Investors should pay attention to the following things - advises ex-boss PIMCO El-Erian. The market really is a good investment opportunity. It would be nice not to miss them to earn hard times of high volatility - based on AMarkets.
1. Pay attention to stocks that have fallen well lately
This is especially true for those for which few transactions takes place - a little market liquidity.
2. Enjoy a period of growth of the index
to use this time to improve the quality of the portfolio - to sell shares with mediocre results and buy securities with the best performance. Well, if the portfolio is dominated by securities companies with low debt and good operating performance in comparison to industry competitors.
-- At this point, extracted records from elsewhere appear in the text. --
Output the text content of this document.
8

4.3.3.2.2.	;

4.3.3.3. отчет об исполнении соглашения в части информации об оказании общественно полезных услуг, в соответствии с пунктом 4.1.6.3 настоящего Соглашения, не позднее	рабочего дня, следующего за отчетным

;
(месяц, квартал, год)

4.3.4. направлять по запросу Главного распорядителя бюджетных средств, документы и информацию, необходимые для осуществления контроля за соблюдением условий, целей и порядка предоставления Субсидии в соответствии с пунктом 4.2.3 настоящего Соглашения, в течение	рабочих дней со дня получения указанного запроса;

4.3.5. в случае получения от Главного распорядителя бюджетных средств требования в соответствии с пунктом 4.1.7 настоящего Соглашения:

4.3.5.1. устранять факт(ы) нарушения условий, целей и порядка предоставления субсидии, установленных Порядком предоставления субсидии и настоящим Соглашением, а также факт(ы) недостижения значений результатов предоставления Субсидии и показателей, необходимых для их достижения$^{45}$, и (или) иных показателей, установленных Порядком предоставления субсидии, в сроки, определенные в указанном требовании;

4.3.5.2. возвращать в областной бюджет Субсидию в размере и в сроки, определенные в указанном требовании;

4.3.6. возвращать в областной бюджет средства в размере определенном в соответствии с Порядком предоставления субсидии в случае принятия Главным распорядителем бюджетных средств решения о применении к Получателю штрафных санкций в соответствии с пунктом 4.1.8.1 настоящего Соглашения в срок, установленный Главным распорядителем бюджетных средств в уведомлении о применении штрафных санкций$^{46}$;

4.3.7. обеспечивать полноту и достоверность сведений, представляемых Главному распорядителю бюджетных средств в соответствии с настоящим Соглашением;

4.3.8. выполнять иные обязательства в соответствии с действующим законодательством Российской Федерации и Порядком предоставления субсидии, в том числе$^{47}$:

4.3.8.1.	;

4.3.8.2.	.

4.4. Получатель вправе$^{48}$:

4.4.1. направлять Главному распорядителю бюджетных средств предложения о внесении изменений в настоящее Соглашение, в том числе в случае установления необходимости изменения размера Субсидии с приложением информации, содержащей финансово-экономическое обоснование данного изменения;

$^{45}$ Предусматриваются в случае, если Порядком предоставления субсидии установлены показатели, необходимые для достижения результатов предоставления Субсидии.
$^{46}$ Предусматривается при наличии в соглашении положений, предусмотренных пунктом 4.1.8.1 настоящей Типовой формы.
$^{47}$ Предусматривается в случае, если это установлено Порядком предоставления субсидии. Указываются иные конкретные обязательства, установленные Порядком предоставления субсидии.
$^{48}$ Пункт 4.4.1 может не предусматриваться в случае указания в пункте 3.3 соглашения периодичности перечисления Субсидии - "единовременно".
3. Pay attention to world trends and adjust the portfolio in terms of the changing global environment
Global Trends - becoming cheaper raw materials, the growing dollar weakens China and emerging markets, and others.
4. The portfolio should always be Cache
Cache - it's just a "mast keV" in these times of instability. Excess cash is good especially in a low liquidity situation in the market at the moment. Investors should always be a certain limit freedom. Freedom in modern times - it is cash only, t. E. The most liquid asset.
5. Seek investment opportunities where the action of the smallest central banks.
This is particularly true of high-tech start-ups in emerging markets.
6. Remember that the macroeconomy is not always correlated with the dynamics of the stock market
If America in terms of GDP growth and other fundamentals look better than many other countries, this does not mean that US companies will trade better securities in other markets. For example, to open long positions on corporate risk US companies (stocks, bonds) is risky since a small proportion of the cache on the company's balance sheet.